Here are three modern submarine models I've built recently. All three are 1/700 kits from HobbyBoss. HobbyBoss have put out a huge number of these recently, including some subjects (like the modern Japanese subs) that aren't found elsewhere. 

So here we have the JMSDF Harushio: 









and the USS Jimmy Carter: 









and the JMSDF Oyashio.


----------



## hedorah59 (Nov 24, 2008)

Nice work! I don't think I could work that small, at least not that neatly!


----------



## aric (Jun 23, 2009)

hedorah59 said:


> Nice work! I don't think I could work that small, at least not that neatly!



Me too, 1/700 scale is super hard for me. those boats look great.


----------



## paulhelfrich (May 11, 2009)

Thanks guys, much appreciated!


----------



## GForceSS (Feb 2, 2009)

Nice!!


----------



## roadrner (Jul 21, 1999)

Makes me want to get back into ships and subs! :thumbsup::thumbsup: rr


----------



## SJF (Dec 3, 1999)

^ Yeah, me too. I want to start building some subs, now. 

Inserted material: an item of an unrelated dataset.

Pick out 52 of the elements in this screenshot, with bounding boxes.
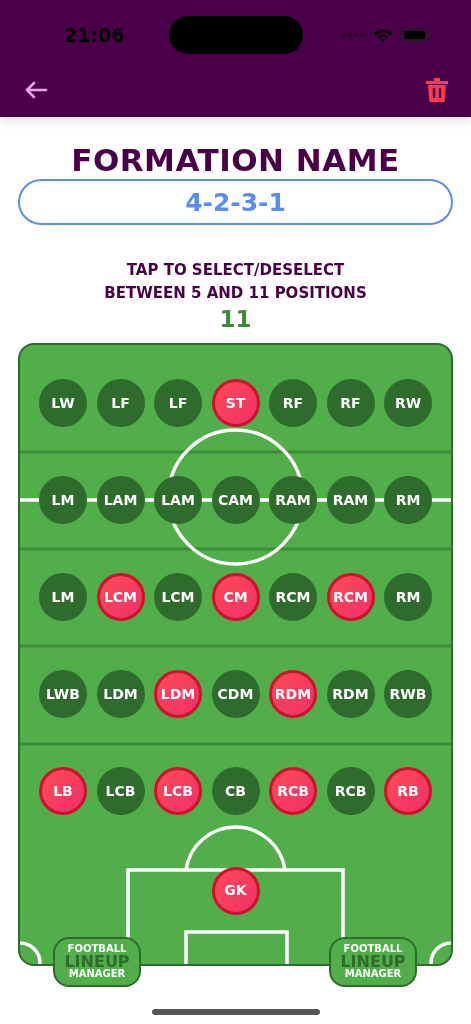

Great job on the subs! :thumbsup:

Sean


----------



## paulhelfrich (May 11, 2009)

Thanks! For the money, you can't beat these little HobbyBoss kits.


----------



## StarshipClass (Aug 13, 2003)

Very cool! How long are they?


----------



## paulhelfrich (May 11, 2009)

The Jimmy Carter is about 5" - the other two more like 4".


----------



## SUNGOD (Jan 20, 2006)

Nice little builds! Bronco are bringing out some new modern subs in 1/350 too.


----------



## WarbirdTA (May 21, 2008)

Nice!
The only ones I have built, are the Los Angeles ones, and a few Russian ones from Dragon.
I tend to keep them in the boxes now, as they are very pricey.

George


----------